Years after the bulk of business moved online in some capacity, some organisations remain mired in outdated operational methods, and charities and non-profits are chief among them. It’s easy to understand why, of course: when you care far more about helping people than you do about making money, you’re far less likely to be concerned about staying ahead of the curve.
What those organisations need to realise is that embracing new technology is about far more than making money. It’s largely about making tasks easier, saving time and effort, and reaching more people than you ever could with traditional methods. Profit is really just a consequence for the businesses that pursue it — for a charity, it’s about putting money back into helping people.
If you’re involved with a charitable organisation of some kind, and it’s in that awkward position of being out of touch with the digital world, it’s time to make some changes. Here are 10 steps it should follow to undergo a successful digital transformation:
You can’t make any meaningful changes without the go-ahead from the people in charge, and this can easily be the biggest obstacle. People from older generations don’t always understand the point of digital transformation, after all. It falls upon the more tech-savvy to explain how it makes it faster and easier to help people. Get a commitment from them — ideally in writing!
When you have a mixture of digital and analog processes in your everyday operations, things can be very confusing. Start by making a note of everything you do that could plausibly be moved online. Paperwork? Outreach? Marketing? Make a comprehensive list so you can start figuring out where the priority should go.
What’s your ultimate goal with the transformation? What do you think your organization might look like in 10 years, for instance? If you can decide that, you can have something to work towards, and have a vision to set out when working on promotional campaigns. Knowing that a charity aspires to keep improving is a great reason to invest in it.
Organisations that aren’t profit-led don’t generally compete very aggressively, because each one knows that the success of any other is a good thing overall. This makes networking much easier and more expansive. As a charity, it’s likely that you already have numerous established relationships with other companies (charitable or otherwise), many of which have no doubt already undergone digital transformations. Why not reach out to them for advice and support?
At some point, you need to stop being hypothetical about using digital tools and start actually using them, and that can be complicated. It’s possible that plenty of staff members and volunteers working with your organization have limited computer skills. The first practical step, then, is to provide IT training: bring someone in to teach, or get people on IT courses.
The operational areas that tend to take up the most time, effort and money for charities are HR and finance. Every fresh staff member must be onboarded and paid, and given the turnover inherent to the industry (it’s often a temporary pursuit, after all), this can be extremely arduous. You’ll find that using online payroll software will keep everything in order — couple it with a comprehensive range of online training materials to get people up to speed faster. Consider the merits of using something like Perkbox for employee engagement — it’s easy to manage and can really help freshen up any employee benefits you offer.

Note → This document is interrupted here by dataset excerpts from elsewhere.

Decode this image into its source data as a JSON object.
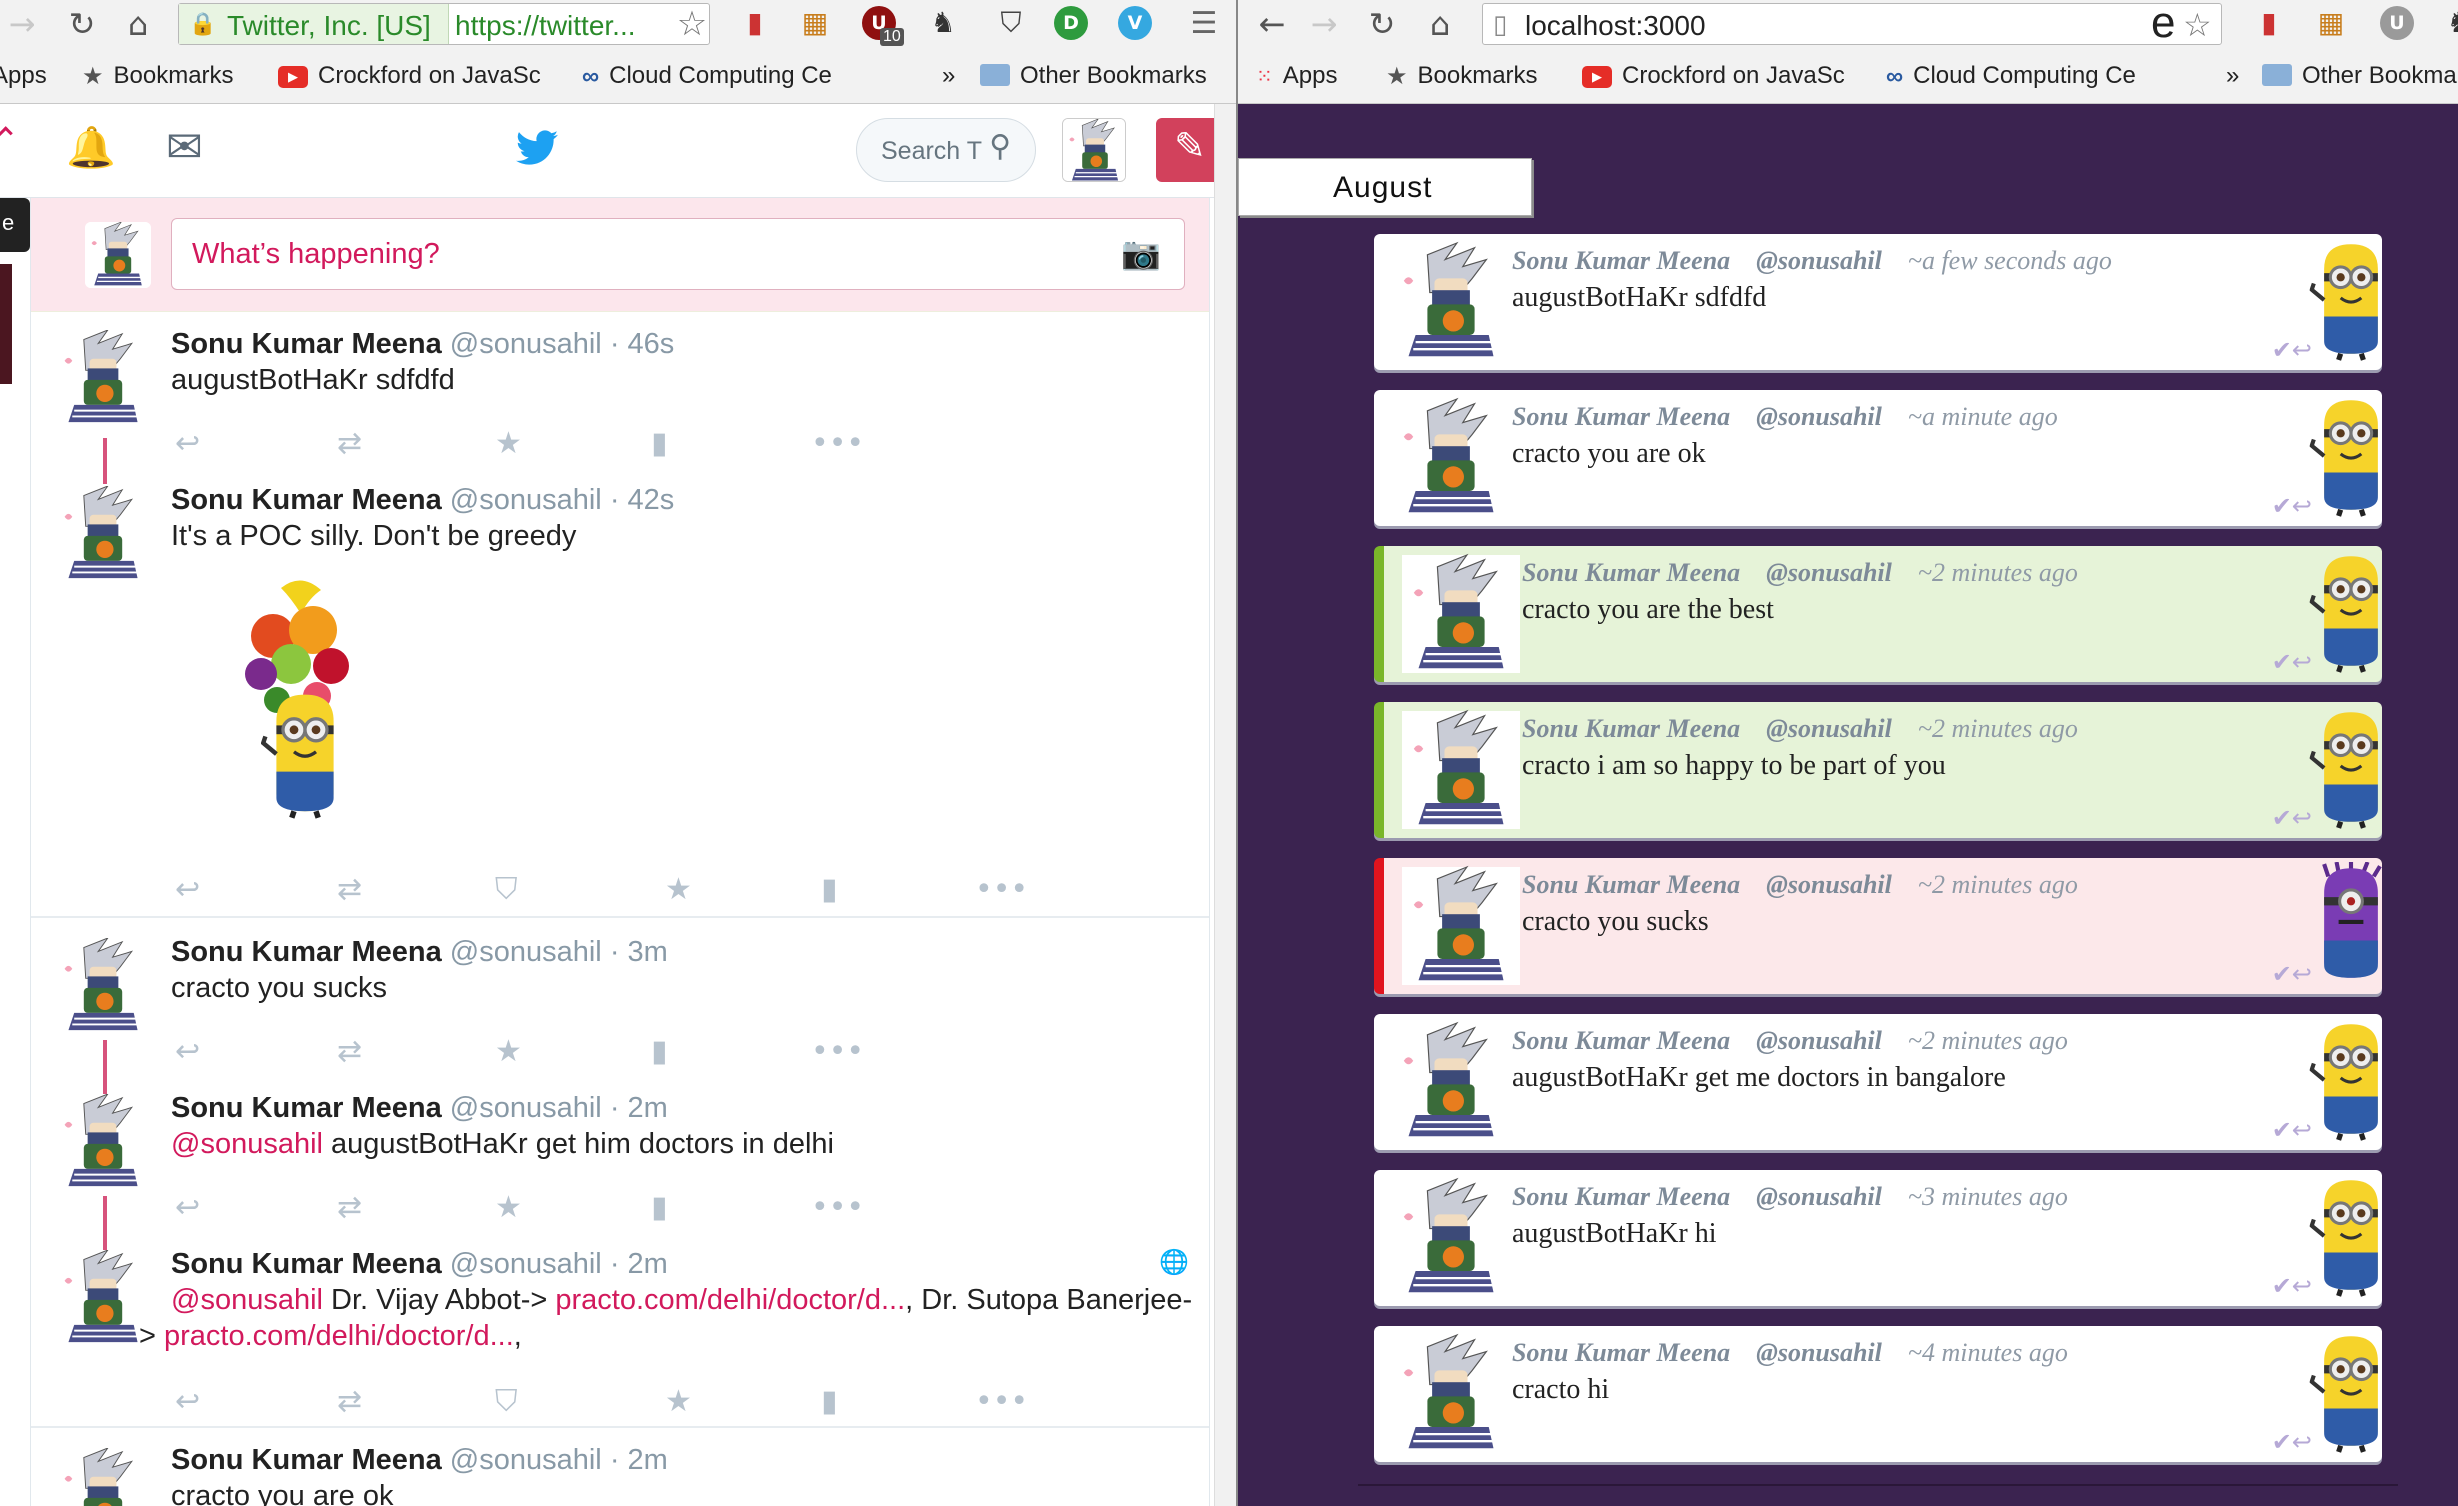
{
  "left_browser": {
    "site_identity": "Twitter, Inc. [US]",
    "url": "https://twitter...",
    "extension_badge": "10",
    "bookmarks": {
      "apps": "Apps",
      "bookmarks": "Bookmarks",
      "crockford": "Crockford on JavaSc",
      "cloud": "Cloud Computing Ce",
      "overflow": "»",
      "other": "Other Bookmarks"
    }
  },
  "twitter": {
    "search_placeholder": "Search T",
    "compose_placeholder": "What’s happening?",
    "side_tab_text": "e",
    "tweets": [
      {
        "name": "Sonu Kumar Meena",
        "handle": "@sonusahil",
        "time": "· 46s",
        "text": "augustBotHaKr sdfdfd"
      },
      {
        "name": "Sonu Kumar Meena",
        "handle": "@sonusahil",
        "time": "· 42s",
        "text": "It's a POC silly. Don't be greedy"
      },
      {
        "name": "Sonu Kumar Meena",
        "handle": "@sonusahil",
        "time": "· 3m",
        "text": "cracto you sucks"
      },
      {
        "name": "Sonu Kumar Meena",
        "handle": "@sonusahil",
        "time": "· 2m",
        "mention": "@sonusahil",
        "text": " augustBotHaKr get him doctors in delhi"
      },
      {
        "name": "Sonu Kumar Meena",
        "handle": "@sonusahil",
        "time": "· 2m",
        "mention": "@sonusahil",
        "text_a": " Dr. Vijay Abbot-> ",
        "link_a": "practo.com/delhi/doctor/d...",
        "text_b": ", Dr. Sutopa Banerjee-",
        "text_c": "> ",
        "link_b": "practo.com/delhi/doctor/d...",
        "text_d": ","
      },
      {
        "name": "Sonu Kumar Meena",
        "handle": "@sonusahil",
        "time": "· 2m",
        "text": "cracto you are ok"
      }
    ]
  },
  "right_browser": {
    "url": "localhost:3000",
    "bookmarks": {
      "apps": "Apps",
      "bookmarks": "Bookmarks",
      "crockford": "Crockford on JavaSc",
      "cloud": "Cloud Computing Ce",
      "overflow": "»",
      "other": "Other Bookma"
    }
  },
  "august": {
    "tab_label": "August",
    "cards": [
      {
        "name": "Sonu Kumar Meena",
        "handle": "@sonusahil",
        "time": "~a few seconds ago",
        "text": "augustBotHaKr sdfdfd",
        "sentiment": "neutral"
      },
      {
        "name": "Sonu Kumar Meena",
        "handle": "@sonusahil",
        "time": "~a minute ago",
        "text": "cracto you are ok",
        "sentiment": "neutral"
      },
      {
        "name": "Sonu Kumar Meena",
        "handle": "@sonusahil",
        "time": "~2 minutes ago",
        "text": "cracto you are the best",
        "sentiment": "positive"
      },
      {
        "name": "Sonu Kumar Meena",
        "handle": "@sonusahil",
        "time": "~2 minutes ago",
        "text": "cracto i am so happy to be part of you",
        "sentiment": "positive"
      },
      {
        "name": "Sonu Kumar Meena",
        "handle": "@sonusahil",
        "time": "~2 minutes ago",
        "text": "cracto you sucks",
        "sentiment": "negative"
      },
      {
        "name": "Sonu Kumar Meena",
        "handle": "@sonusahil",
        "time": "~2 minutes ago",
        "text": "augustBotHaKr get me doctors in bangalore",
        "sentiment": "neutral"
      },
      {
        "name": "Sonu Kumar Meena",
        "handle": "@sonusahil",
        "time": "~3 minutes ago",
        "text": "augustBotHaKr hi",
        "sentiment": "neutral"
      },
      {
        "name": "Sonu Kumar Meena",
        "handle": "@sonusahil",
        "time": "~4 minutes ago",
        "text": "cracto hi",
        "sentiment": "neutral"
      }
    ]
  },
  "colors": {
    "twitter_pink": "#d2195c",
    "august_bg": "#3b2350",
    "positive": "#7ab62a",
    "negative": "#e0141e",
    "twitter_blue": "#1da1f2"
  }
}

Even if you’re heavily analog, you’ll undoubtedly have a website by now: it just might not be very good. You need a modern website that’s fast, responsive, and easy to use. Consider hiring a novice web developer to overhaul your site, or, if it’s particularly outdated, replace it with a new one. It doesn’t need to be amazing, so don’t pay a huge sum: just make sure it’s rock-solid.
Charity PR can feel awkward, but it’s a necessary part of the process. You can’t help people if you don’t have sufficient funding or assistance. Social media is great for getting the word out about charity, particularly if you can provide case studies and stats about the work you do: showcase what you’re trying to achieve, and you’ll build up a valuable following.
The more support you get, the better, and moving online gives you more ways to gather it. You can provide donation buttons on your website, in your emails, and in your social media profiles. You can also create online communities for volunteers: on Facebook, for instance, or even a dedicated forum. If someone wants to help out, make sure they have options.
The digital world never stops moving, and standards change at a rapid pace. That means that your digital transformation will never truly be finished — you’ll need to keep making minor changes on a somewhat-frequent basis to ensure that you don’t fall behind the times. To stay apprised of what needs to be done, follow whichever digital industry blogs best suit your style: sites like Charity Digital News are particularly relevant.
If you can do each of these things, you’ll find your organization in a much stronger position to push on and achieve greater things in the future. Your digital transformation work won’t be done, but that’s unavoidable — just keep your eyes open so you can see what fresh opportunities the next industry developments will bring.